= Lottekorps =

Denmark's volunteer women's military auxiliary unit

The Danish Lottekorps was the volunteer women's auxiliary corps of Denmark from 1946 to 1989. It was similar in function to Finland's Lotta Svärd, the Swedish Women's Voluntary Defence Organization, Estonia's Naiskodukaitse, and Norway's Norges Lotteforbund.

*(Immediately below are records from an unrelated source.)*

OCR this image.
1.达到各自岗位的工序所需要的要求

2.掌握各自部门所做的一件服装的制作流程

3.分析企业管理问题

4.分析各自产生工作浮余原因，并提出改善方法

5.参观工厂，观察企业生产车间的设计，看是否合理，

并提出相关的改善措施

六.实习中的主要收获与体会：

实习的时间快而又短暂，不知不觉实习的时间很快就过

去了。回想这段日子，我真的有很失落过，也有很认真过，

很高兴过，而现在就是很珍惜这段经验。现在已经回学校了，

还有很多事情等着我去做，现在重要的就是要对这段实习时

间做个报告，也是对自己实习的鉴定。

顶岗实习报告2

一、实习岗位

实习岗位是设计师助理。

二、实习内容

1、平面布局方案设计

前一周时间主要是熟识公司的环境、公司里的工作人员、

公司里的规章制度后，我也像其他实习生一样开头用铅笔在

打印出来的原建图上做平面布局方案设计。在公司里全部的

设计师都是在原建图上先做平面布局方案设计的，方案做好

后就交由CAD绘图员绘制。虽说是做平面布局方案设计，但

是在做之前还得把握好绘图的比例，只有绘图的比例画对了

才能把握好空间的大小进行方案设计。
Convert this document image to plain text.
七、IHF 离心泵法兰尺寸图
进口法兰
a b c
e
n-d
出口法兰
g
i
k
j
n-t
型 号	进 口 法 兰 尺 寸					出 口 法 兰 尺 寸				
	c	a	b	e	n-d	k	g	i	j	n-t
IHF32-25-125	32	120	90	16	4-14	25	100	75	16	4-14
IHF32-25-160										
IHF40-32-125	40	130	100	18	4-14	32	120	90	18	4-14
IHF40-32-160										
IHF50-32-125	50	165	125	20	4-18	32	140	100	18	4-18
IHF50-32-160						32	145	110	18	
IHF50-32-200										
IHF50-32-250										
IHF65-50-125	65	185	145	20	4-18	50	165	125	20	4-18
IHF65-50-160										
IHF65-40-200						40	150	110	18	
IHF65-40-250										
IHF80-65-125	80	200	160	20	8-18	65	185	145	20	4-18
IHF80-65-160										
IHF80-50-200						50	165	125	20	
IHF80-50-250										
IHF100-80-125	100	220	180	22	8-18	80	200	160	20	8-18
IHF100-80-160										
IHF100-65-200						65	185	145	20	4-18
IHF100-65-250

In January 1944 the Danish Women's Aid Service was created in Stockholm, inspired by the Swedish Lotte Corps, and led by General Knudtzon. Its purpose was to take over sanitation, office work, field kitchens and the signals services normally performed by men in the Danish Landstorm (the precursor to the Home Guard) so that they could instead focus on combat duties as part of the Danish Brigade in Sweden. On 9 April 1946, the Lottekorps itself was formed, with many of its members being from the previous organization that served with the Brigade. It took its name from Johan Ludvig Runeberg's poem about the Lotta Svärd and was led by Mrs. Ingrid Dreyer from 1946 to 1950. On 22 June 1946 the Women's Auxiliary Marine Corps was created. The Lottes were incorporated into the Home Guard in 1951, and in 1953 a branch was formed for the Royal Danish Air Force. The Lottekorps was disbanded in 1989 when women were fully integrated into the Home Guard.